Reflections from PMF 2015
On November 18 and 19 I participated at the Product Management Festival 2015 in Zürich Switzerland. This was a great event for product managers to get together. Besides networking opportunities it provided numerous insights into product management practices. Most of the talks were experience reports. Young product managers as well as high profile product directors shared their insights. Some of those insights were morphed nicely into pictures, like the one from Nilan Peiris (VP of growth from TransferWise). He illustrated the relationship between Product Management and Product Marketing with a nice picture in the tweet: The great mexican standoff of product management
Learn from failures of other practitioners
What the audience really appreciated is the fact that speakers shared their failures as well. Where else do you get such insights? Learning from failure is a theme that has become prominent with the agile movement: you are allowed to fail, but you shouldn’t fail twice with the same topic.
Learn from good practices of other practitioners
Sharing good practices is another good source of learning and we could listen to numerous recommendations from the speakers, like the ones from Martin Rusch – vice president Xing. He provided insights into the Xing way of launching new initiatives using “Auftragsklärung” as a key success element. The German word “Auftragsklärung” is explaining the situation so excellent, that Martin and his colleagues at Xing didn’t find an equivalent English word for it; “project clarification” would be a rough translation.
“Auftragsklärung” may work for Xing, however, each practice should be evaluated carefully, whether it fits to other environments as well. Already 30 years ago Fred Brooks coined the famous term “there is no silver bullet”.
Learn the foundations
Several attendees came to the festival to learn how to establish product management as a discipline in their company. For them a product management framework like the one from the International Software Product Management Association (ISPMA) is a good starting point. Based on that Software Product Management Body of Knowledge training providers have established curricula that teach software product management as a discipline.

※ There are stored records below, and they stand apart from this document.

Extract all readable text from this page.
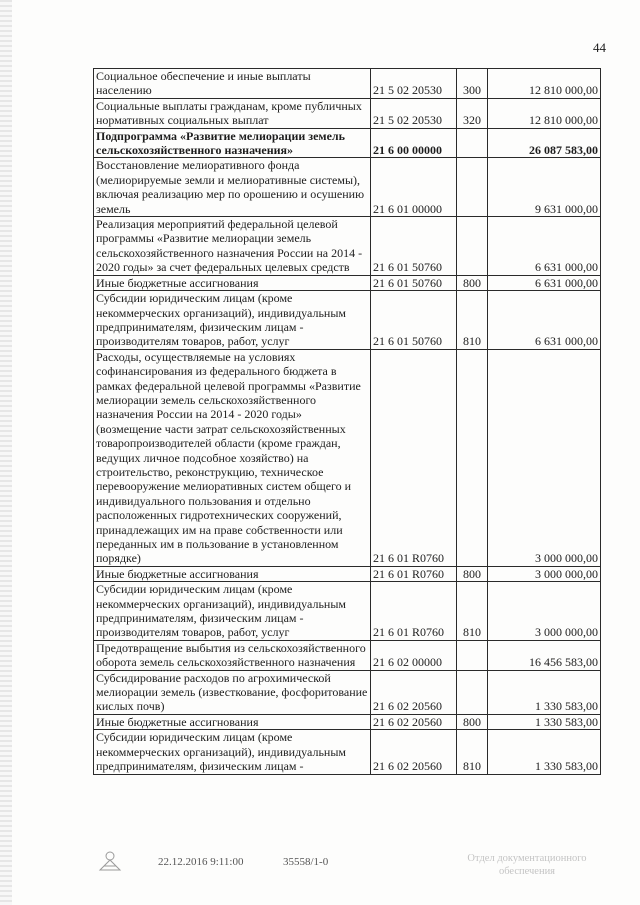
44
Социальное обеспечение и иные выплаты населению	21 5 02 20530	300	12 810 000,00
Социальные выплаты гражданам, кроме публичных нормативных социальных выплат	21 5 02 20530	320	12 810 000,00
Подпрограмма «Развитие мелиорации земель сельскохозяйственного назначения»	21 6 00 00000		26 087 583,00
Восстановление мелиоративного фонда (мелиорируемые земли и мелиоративные системы), включая реализацию мер по орошению и осушению земель	21 6 01 00000		9 631 000,00
Реализация мероприятий федеральной целевой программы «Развитие мелиорации земель сельскохозяйственного назначения России на 2014 - 2020 годы» за счет федеральных целевых средств	21 6 01 50760		6 631 000,00
Иные бюджетные ассигнования	21 6 01 50760	800	6 631 000,00
Субсидии юридическим лицам (кроме некоммерческих организаций), индивидуальным предпринимателям, физическим лицам - производителям товаров, работ, услуг	21 6 01 50760	810	6 631 000,00
Расходы, осуществляемые на условиях софинансирования из федерального бюджета в рамках федеральной целевой программы «Развитие мелиорации земель сельскохозяйственного назначения России на 2014 - 2020 годы» (возмещение части затрат сельскохозяйственных товаропроизводителей области (кроме граждан, ведущих личное подсобное хозяйство) на строительство, реконструкцию, техническое перевооружение мелиоративных систем общего и индивидуального пользования и отдельно расположенных гидротехнических сооружений, принадлежащих им на праве собственности или переданных им в пользование в установленном порядке)	21 6 01 R0760		3 000 000,00
Иные бюджетные ассигнования	21 6 01 R0760	800	3 000 000,00
Субсидии юридическим лицам (кроме некоммерческих организаций), индивидуальным предпринимателям, физическим лицам - производителям товаров, работ, услуг	21 6 01 R0760	810	3 000 000,00
Предотвращение выбытия из сельскохозяйственного оборота земель сельскохозяйственного назначения	21 6 02 00000		16 456 583,00
Субсидирование расходов по агрохимической мелиорации земель (известкование, фосфоритование кислых почв)	21 6 02 20560		1 330 583,00
Иные бюджетные ассигнования	21 6 02 20560	800	1 330 583,00
Субсидии юридическим лицам (кроме некоммерческих организаций), индивидуальным предпринимателям, физическим лицам -	21 6 02 20560	810	1 330 583,00
22.12.2016 9:11:00	35558/1-0	Отдел документационного
обеспечения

See our training offerings on swpm.de/spm as one example.
Learn from references
There is also a growing body of knowledge available in text format. Books, blogs, online presentations and research articles about the field of software product management. Watch out for upcoming information about this topic in this blog.
Learn from your own practice
The most important learning source for product managers however is provided from own practice. Nothing is more worthwhile than making your own experience.
That of course, wasn’t possible at the product management festival, but will be done every day at work. May be we can hear about your experiences at next year’s festival?